Tsunoda believes VCARB can ascend to fight Red Bull


While mighty Red Bull Racing reigns supreme in F1, sister outfit VCARB is daring to dream of a future where they challenge for the top spot, an audacious goal expressed by Yuki Tsunoda.

During its final season in its AlphaTauri guise, VCARB's journey in 2023 wasn't a fairytale.

The team started with an underwhelming car, managing only three points in the first half of the season, amidst rumors of an outright sale of the Faenza-based outfit.

The hearsay eventually subsided when plans for a management and technical structure overhaul emerged as well as a closer alliance with Red Bull.

This rapprochement was frowned upon by VCARB’s rivals but the strategic move proved transformative.

The addition of RBR’s rear suspension instantly boosted the team’s performance, propelling it to a respectable eighth place in the Constructors' championship by the end of the season.

Now, with a new name and a renewed spirit, VCARB is setting itself some lofty goals according to Tsunoda, the embodiment of his team’s newfound ambition.

“As a goal we don’t just want to be in the top 10, but we hope that at some point in the future we will also be able to fight against Red Bull,” the Japanese driver told Motorsport.com.

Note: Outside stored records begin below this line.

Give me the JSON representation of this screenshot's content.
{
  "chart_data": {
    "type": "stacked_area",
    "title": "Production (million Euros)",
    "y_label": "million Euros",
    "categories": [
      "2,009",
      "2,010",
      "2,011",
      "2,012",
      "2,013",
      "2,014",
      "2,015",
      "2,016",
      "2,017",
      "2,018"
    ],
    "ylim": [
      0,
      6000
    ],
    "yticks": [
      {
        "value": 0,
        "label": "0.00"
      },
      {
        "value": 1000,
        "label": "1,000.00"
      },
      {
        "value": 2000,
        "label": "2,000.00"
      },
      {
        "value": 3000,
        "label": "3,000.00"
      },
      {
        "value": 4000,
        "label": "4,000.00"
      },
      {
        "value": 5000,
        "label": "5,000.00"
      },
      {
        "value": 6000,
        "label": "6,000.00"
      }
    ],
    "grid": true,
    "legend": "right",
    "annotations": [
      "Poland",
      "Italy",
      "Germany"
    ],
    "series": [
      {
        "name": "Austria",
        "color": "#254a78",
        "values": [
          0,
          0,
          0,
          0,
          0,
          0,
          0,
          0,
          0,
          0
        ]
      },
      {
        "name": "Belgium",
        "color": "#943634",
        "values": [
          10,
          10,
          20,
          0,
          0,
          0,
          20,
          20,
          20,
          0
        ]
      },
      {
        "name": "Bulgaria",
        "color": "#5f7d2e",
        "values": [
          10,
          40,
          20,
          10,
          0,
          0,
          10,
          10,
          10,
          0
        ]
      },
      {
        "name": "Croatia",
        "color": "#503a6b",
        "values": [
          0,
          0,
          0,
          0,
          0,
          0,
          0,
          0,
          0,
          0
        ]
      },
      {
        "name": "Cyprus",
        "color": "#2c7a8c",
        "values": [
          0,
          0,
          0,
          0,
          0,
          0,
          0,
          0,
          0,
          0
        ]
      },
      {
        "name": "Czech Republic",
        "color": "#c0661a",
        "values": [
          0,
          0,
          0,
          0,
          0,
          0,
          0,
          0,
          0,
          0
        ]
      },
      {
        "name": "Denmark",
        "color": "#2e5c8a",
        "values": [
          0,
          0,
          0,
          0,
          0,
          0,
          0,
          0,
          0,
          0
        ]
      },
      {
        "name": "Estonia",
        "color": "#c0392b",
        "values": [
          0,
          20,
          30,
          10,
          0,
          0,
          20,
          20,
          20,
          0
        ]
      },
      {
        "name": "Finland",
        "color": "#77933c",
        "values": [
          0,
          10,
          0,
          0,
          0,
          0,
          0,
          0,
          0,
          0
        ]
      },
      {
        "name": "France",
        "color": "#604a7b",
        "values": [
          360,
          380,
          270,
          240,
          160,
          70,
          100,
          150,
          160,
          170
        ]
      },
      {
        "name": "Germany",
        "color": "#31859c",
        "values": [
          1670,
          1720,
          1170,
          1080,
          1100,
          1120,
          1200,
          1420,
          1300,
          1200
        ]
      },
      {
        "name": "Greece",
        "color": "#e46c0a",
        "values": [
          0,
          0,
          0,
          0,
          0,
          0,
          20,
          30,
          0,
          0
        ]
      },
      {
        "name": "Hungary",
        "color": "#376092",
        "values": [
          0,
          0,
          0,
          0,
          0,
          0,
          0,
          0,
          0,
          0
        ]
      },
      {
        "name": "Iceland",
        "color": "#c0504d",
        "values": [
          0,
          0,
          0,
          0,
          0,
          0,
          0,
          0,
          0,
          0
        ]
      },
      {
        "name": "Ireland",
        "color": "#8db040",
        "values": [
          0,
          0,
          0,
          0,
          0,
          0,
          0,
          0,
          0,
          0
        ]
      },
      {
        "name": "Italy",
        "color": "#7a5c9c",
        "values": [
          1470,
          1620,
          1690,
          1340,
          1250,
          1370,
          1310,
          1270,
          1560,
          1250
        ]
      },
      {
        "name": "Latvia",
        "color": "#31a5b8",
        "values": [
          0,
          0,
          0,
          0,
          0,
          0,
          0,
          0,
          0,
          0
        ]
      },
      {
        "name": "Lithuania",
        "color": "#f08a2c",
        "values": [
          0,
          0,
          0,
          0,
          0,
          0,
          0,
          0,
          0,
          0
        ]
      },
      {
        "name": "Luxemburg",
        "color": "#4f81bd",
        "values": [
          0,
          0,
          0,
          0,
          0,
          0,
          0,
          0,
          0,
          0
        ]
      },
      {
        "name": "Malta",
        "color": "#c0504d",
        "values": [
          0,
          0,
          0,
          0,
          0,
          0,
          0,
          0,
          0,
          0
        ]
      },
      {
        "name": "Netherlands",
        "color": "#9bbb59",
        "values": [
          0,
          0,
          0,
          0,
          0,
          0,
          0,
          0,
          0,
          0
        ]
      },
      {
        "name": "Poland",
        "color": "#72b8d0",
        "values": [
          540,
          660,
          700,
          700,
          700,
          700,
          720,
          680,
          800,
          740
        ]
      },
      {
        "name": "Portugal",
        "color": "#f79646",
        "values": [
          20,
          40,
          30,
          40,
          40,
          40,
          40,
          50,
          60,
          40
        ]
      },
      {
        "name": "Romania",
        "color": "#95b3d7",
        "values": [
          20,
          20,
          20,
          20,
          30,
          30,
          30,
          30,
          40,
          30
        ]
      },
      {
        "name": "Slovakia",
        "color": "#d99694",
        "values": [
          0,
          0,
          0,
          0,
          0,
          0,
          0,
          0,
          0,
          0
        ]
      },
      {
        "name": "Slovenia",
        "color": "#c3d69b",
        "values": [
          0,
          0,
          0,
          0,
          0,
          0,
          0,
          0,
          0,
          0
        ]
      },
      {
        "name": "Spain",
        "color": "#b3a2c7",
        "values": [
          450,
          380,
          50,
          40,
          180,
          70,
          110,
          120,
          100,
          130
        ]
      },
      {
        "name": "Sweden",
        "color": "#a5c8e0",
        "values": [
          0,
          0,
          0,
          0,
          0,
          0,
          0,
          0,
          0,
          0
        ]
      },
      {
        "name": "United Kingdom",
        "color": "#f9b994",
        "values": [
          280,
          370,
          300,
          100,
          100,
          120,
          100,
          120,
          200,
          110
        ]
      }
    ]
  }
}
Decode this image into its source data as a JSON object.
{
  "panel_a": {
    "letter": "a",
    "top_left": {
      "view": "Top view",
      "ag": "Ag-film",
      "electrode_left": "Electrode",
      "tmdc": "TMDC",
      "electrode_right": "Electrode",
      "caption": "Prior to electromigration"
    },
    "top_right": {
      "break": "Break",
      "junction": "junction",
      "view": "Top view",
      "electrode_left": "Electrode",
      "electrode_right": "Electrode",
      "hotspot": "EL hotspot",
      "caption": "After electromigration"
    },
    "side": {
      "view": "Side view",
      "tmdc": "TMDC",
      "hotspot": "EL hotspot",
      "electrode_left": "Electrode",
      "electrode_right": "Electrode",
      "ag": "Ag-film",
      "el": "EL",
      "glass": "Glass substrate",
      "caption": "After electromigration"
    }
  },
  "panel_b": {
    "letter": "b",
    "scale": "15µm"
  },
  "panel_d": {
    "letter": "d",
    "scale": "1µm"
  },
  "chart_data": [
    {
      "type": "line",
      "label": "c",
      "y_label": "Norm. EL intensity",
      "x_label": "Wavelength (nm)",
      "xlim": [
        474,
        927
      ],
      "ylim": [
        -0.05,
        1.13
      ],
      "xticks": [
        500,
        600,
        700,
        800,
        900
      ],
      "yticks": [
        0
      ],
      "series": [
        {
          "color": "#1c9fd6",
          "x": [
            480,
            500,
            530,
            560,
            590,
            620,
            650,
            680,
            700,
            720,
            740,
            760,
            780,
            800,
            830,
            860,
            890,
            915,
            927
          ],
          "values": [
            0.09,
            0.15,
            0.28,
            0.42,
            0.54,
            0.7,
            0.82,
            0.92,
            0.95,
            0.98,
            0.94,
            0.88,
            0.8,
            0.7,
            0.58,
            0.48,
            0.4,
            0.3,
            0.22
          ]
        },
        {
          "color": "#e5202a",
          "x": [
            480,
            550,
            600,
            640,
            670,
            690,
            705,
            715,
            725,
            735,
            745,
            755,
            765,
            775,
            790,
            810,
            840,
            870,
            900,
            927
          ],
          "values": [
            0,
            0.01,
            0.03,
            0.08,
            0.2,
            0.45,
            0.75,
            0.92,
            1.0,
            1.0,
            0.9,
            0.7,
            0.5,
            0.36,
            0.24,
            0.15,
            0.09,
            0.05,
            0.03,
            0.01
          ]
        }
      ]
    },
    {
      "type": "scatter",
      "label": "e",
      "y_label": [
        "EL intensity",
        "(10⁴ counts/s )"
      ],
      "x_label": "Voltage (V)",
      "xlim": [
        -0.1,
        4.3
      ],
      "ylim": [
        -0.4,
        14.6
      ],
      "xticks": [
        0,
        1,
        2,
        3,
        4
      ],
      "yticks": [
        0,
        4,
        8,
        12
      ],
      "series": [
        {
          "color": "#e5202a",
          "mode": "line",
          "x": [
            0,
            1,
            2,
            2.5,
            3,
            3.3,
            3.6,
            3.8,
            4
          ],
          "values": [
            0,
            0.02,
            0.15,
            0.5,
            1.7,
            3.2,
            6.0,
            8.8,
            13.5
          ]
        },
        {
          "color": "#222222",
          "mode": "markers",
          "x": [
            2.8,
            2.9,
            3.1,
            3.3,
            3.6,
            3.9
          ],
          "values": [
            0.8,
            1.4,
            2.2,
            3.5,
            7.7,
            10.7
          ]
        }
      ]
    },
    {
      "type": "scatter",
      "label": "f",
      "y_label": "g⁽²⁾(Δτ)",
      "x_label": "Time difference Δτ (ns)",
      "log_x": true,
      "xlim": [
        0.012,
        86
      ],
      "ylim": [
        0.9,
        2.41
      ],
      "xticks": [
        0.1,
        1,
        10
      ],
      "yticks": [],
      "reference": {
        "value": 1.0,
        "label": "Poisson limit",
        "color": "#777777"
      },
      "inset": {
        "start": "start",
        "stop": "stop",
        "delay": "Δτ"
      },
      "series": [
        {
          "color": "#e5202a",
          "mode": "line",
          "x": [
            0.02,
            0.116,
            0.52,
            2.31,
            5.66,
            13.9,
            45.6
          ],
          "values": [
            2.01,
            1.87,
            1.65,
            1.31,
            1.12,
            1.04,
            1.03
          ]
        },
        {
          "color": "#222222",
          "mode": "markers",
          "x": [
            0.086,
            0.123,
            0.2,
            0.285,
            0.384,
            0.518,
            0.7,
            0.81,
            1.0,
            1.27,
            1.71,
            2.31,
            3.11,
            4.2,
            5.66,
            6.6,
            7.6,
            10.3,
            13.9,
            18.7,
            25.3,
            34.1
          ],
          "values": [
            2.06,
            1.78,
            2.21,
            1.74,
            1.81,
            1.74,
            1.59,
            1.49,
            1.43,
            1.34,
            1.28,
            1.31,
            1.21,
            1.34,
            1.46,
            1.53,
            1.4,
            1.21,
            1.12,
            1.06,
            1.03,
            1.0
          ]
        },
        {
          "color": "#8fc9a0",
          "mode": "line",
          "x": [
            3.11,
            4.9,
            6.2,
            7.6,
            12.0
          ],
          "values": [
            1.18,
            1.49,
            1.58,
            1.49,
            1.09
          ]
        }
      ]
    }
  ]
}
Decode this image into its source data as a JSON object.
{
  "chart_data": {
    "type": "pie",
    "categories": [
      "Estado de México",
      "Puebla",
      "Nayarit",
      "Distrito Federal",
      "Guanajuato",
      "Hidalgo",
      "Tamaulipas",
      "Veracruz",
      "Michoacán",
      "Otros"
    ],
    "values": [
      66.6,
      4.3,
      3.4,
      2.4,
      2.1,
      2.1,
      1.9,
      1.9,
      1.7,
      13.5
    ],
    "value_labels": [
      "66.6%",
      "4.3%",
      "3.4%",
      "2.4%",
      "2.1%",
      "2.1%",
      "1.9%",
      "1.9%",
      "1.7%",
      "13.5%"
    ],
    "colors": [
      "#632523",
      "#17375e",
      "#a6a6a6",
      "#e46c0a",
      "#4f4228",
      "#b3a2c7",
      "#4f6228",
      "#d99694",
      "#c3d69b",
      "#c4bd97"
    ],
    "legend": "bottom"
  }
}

“We weren’t entirely happy with what we were able to achieve in the last two years. Obviously last year we managed to grow in the second half of the season, but in the first part we struggled a lot, we expected better performances.

“Already from 2022 we wanted to make progress, we wanted better results. I think we needed this process.

“If we go back to 2021, we had a very competitive car, especially with Pierre [Gasly] managed to collect excellent results in the race, we need those results at least. And I think that with this collaboration [with Red Bull] we can do it.”

VCARB’s collaboration with Red Bull Racing involves not just using components from the Milton Keynes-based outfit but also a physical relocation to the UK of its aero department.

As mentioned earlier, this has sparked controversy with rivals of both teams grumbling about an unfair advantage.

But Tsunoda isn't fazed. Instead, he sees the closer ties to F1's dominant force as a no-brainer.

“I think it’s good to work closer to Red Bull Racing, which has been able to win a lot in the past,” he said. “In recent years they have dominated.

“But obviously there are regulations regarding how much we can work together, this applies to others too.

“Let’s see how much closer we can work but, at the same time, I think it’s good to gain knowledge from that team, with a winning car.

“We hope that their experience and knowledge will give us a few more tenths to be able to fight with the best eight cars.”

VCARB team boss Laurent Mekies with Daniel Ricciardo, Yuki Tsunoda and VCARB CEO Peter Bayer.

Regarding VCARB’s leadership changes, long-standing team principal Franz Tost has handed the baton to Laurent Mekies, Ferrari's former sporting director, who will work in close collaboration with CEO Peter Bayer.

Joining Mekies is Alan Permane, formerly Alpine's sporting director, who steps into the racing director role. Guillaume Cattelani takes over as deputy technical director, while former FIA technical director Tim Goss is set to join as chief technical officer in October.

These additions have also energized Tsunoda, who sees them as a clear statement of intent.

“For me it is the first experience of such an important change,” he said. “There are many things that are changing, people who have joined the team.

“We will have to adapt to a new environment, but for now there have been no big surprises, but at the same time the people who are arriving in the team have a lot of experience, like Alan Permane.

“These new arrivals will help us progress and will also help me become a better driver. Permane has won titles in the past, he brings a winning mentality, a mentality that the team needs.”

However, a comprehensive overhaul is also often a double-edged sword. While Tsunoda is excited by the team’s wholesale changes and prospects, the 23-year-old insists it may take some time to bed in the new components, a warning previously voiced by Mekies

“Since there have been so many changes, with big names and so many people arriving, there are higher expectations,” Tsunoda admitted.

“At the same time, this time it is more difficult to adapt, to be able to integrate all the people into one team.

“It’s good to have many people in one team, but they also have to be able to be in a certain condition to express themselves at their best and I think this will take time. I don’t expect that from the first race we will have a super season.

“Laurent is trying to be more realistic, they dedicate the first races of the championship to giving people the opportunity to adapt to the team, creating a strong base for the future.

“Then we hope that the car’s performance will be positive.”